Respinto dalla legge di Dio (Cfr Lv 13,45s) percepisce che non può essere escluso anche dal suo cuore; per quanto la sua pelle riveli agli occhi degli altri un peccato profondo e l’esclusione dalla salvezza, quell’uomo manifesta la convinzione che la realtà non può essere quella.
Troppo a lungo nel mondo dei cristiani affiora l’idea del castigo divino che mantiene l’uomo lontano da Dio, autoescluso dal suo amore. Quest’uomo malato si getta invece ai piedi di Gesù certo che “può” fare qualcosa per lui. Muoversi verso il Signore è un vero e proprio atto di fede perché riconosce un Dio che salva, anzi che, se vuole, potrà salvarlo.
Padrone della forza, tu giudichi con mitezza e ci governi con molta indulgenza, perché, quando vuoi, tu eserciti il potere (Sap 12,18).
Ne ebbe compassione
Gesù non guarda alla lebbra, non ne prova vergogna o ripulsione come gli altri, ma compassione. Il verbo greco splanchnízomai indica un movimento viscerale, Gesù è scosso nelle viscere come una donna partoriente: è il Dio che ama e si commuove come una tenera madre per i suoi figli (cfr. Is 49,15). Non è solo compassione nel senso comune del termine (provare pena) ma un autentico patire-con, entrare in comunione con l’altro in una profonda condivisione interiore, Gesù si lascia ferire dalla sofferenza del malato, manifesta una sorta di ira (riportata da alcuni codici in greco) per la situazione di quell’uomo senza colpa, reietto e condannato in nome di Dio. Per questo, a guarigione avvenuta Gesù lo manderà dai sacerdoti del tempio per l’offerta prescritta come testimonianza per loro.

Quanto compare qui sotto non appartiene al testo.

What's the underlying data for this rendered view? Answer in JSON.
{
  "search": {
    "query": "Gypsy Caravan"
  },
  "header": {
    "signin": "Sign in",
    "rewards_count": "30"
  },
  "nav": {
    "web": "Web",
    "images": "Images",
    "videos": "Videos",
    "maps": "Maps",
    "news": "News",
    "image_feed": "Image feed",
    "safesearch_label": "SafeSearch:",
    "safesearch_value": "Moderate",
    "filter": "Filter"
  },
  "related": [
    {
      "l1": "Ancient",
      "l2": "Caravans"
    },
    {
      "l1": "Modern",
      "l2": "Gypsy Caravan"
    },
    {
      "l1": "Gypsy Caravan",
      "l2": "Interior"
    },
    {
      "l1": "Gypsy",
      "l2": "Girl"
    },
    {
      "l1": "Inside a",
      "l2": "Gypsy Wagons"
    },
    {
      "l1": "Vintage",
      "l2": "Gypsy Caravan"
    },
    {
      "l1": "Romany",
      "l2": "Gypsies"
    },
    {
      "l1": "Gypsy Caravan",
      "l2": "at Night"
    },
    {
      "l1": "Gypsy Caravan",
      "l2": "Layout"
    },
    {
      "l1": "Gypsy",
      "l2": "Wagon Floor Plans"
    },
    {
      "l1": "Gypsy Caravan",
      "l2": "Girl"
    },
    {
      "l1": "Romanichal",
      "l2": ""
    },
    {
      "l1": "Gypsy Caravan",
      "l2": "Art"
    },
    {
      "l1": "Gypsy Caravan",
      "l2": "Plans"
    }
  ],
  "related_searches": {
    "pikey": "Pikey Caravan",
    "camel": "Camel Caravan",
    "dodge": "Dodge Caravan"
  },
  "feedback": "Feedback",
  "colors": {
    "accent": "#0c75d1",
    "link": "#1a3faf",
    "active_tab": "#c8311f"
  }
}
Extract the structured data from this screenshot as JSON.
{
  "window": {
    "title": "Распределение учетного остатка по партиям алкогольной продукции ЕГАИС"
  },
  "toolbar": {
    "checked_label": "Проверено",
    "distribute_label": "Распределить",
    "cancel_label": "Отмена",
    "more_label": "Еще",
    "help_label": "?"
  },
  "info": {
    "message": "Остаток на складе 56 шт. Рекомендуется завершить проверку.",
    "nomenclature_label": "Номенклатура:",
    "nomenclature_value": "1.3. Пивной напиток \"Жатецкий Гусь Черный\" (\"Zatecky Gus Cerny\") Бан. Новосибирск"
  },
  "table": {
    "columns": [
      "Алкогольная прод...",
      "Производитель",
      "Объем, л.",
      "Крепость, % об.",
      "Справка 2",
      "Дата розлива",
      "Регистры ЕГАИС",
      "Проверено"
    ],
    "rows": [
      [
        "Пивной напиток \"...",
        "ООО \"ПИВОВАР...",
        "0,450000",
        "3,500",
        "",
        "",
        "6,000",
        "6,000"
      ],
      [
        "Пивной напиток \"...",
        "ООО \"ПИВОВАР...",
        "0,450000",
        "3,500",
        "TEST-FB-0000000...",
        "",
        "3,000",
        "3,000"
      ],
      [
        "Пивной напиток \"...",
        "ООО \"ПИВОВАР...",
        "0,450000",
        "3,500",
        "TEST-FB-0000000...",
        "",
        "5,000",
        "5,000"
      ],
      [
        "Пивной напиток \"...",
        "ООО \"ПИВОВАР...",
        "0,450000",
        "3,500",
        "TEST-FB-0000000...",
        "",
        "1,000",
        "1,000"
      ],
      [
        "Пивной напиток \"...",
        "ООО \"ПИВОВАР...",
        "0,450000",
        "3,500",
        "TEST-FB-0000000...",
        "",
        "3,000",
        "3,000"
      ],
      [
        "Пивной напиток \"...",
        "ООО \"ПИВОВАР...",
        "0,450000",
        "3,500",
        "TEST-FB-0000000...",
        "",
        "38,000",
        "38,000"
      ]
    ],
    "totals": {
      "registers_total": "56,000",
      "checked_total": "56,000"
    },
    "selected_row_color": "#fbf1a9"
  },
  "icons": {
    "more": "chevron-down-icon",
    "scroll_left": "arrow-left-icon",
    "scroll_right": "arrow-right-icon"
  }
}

Alla compassione seguono i gesti: tese la mano, lo toccò. Come il Dio dell’Esodo tendendo la mano manifesta la sua autorità, e la sua compromissione, il tocco è la contaminazione dell’amore.
Colui che nessuno poteva e voleva toccare si sente toccato; il toccarsi, stringere la mano, l’abbraccio, lo sfiorarsi non è soltanto un linguaggio comunicativo ma una esperienza che penetra la pelle per entrare nell’anima. Il tocco è una porta che si apre tra le persone, uno spiraglio che si schiude al mondo, una energia che permette di riprendere la relazione con se stessi e con gli altri.
Annullando la distanza tra il puro e l’impuro, Gesù risana l’uomo nella condivisione; ci mostra che l’uomo è contaminato quando rifiuta la misericordia e si separa dall’altro. Gesù agisce sapendo bene la portata dei suoi gesti e svela la sua libertà di fronte alla religione e ai suoi dettami: se esprime vita e aiuta a vivere da persone libere o se diventa impedimento e schiaccia le persone con precetti ossessivi.
La lebbra scomparve
Gesù ci dice che Dio è interessato alla totalità della persona umana, guarisce nel profondo, ricucendo le relazioni. Non solo si fa carico, ma rigenera l’altro con i suo abbraccio, lo solleva dalla emarginazione dove il sistema sociale e religioso lo aveva relegato.
Così è nella nostra vita quando abbandoniamo l’esteriorità e ruoli precostituiti, quando viviamo sentimenti veri, relazioni autentiche, quando ci mettiamo in gioco, ci lasciamo prendere dalla compassione, quando nel toccarci le relazioni diventano generanti e sanno dare senso alla vita.